Oh yeah, the thoughts….Here they are:
- Here’s an interesting post by Rand Fishkin, co-founder of Moz, a Seattle-based search engine optimization (SEO) company. Moz recently went through a round of lay-offs as part of refocusing on its core business and disengaging from ancillary pursuits. I found the post interesting, in part, because the author is very honest and transparent about the failed business strategy that led to the pivot and resulting terminations. We spend a lot of time discussing and celebrating success stories, but spend very little time acknowledging and learning from failures. A lot can be learned from our own mistakes, and the mistakes of others. I found his openness on this issue refreshing.
- On an unrelated note, TECHdotMN recently reported that the 3rd quarter experienced the smallest amount of investment capital in Minnesota-based tech companies for any quarter since at least 2009. From July 1, 2016 to September 30, 2016, their data shows that only about $8 million was invested in Minnesota tech companies.
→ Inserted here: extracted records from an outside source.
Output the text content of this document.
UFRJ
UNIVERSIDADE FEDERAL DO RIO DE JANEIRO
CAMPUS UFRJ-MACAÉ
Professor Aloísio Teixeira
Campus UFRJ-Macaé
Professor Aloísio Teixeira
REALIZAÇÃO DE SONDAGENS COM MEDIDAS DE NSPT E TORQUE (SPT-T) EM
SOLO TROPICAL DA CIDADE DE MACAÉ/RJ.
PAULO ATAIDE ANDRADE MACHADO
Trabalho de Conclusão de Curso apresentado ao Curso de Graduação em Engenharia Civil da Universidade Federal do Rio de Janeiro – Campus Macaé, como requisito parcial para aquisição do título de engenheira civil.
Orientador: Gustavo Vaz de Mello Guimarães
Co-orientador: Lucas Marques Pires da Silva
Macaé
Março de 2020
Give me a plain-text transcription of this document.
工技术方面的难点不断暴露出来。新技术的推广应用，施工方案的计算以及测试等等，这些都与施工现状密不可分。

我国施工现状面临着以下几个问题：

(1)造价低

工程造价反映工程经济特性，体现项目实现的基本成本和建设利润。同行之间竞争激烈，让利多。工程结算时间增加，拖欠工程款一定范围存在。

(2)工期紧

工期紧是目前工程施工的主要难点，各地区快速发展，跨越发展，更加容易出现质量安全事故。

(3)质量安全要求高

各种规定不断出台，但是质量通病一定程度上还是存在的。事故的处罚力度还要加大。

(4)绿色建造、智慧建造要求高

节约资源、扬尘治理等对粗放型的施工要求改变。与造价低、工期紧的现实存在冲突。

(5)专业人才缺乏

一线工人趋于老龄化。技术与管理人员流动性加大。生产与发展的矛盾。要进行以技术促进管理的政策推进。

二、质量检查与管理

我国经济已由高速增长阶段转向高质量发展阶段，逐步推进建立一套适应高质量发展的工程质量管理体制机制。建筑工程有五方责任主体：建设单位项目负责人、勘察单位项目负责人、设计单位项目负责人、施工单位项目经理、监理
I found this surprising, as we’re working with several companies that recently raised capital or are in the process of raising capital, which in the aggregate would exceed that amount. While raising money has always been a challenge (at least for most companies), I haven’t noticed that the early stage capital markets are any harder to access than they have been in the recent past. One interesting point of contrast is a report recently published by Medical Alley Association, which shows that $117 million was raised in the 3rd quarter by medical device and digital health companies. While Medical Alley’s report includes more later-stage companies, especially in the medical device space, it’s at least an interesting contrast to what is being reported about the tech sector. I’ll be curious to see if this is a trend, or if the last quarter was just an anomaly for tech companies (which is what I suspect).
- One thing that should help those still trying to raise capital this year is that, as of October 24, $2.9 million of tax credits still remained available in the Minnesota Angel Tax Credit program. As you probably recall, $15.5 million of credits were made available for 2016, $7.5 million of which were reserved for investments in companies located outside the metro area, or for businesses that are minority- or woman-owned. As of October 1st, $5.1 million of that $7.5 million was made available for all companies, and approximately $2.2 million of that has already been spoken for. For companies that are ready to raise capital now, the tax credit may be a nice incentive for participating investors. If you’ll be looking to tap credits in the program for 2017, note that applications will be accepted for certification beginning on November 1.
Enjoy what remains of the fall. Sometime soon we’ll stop putting off raking leaves, and start putting off shoveling snow.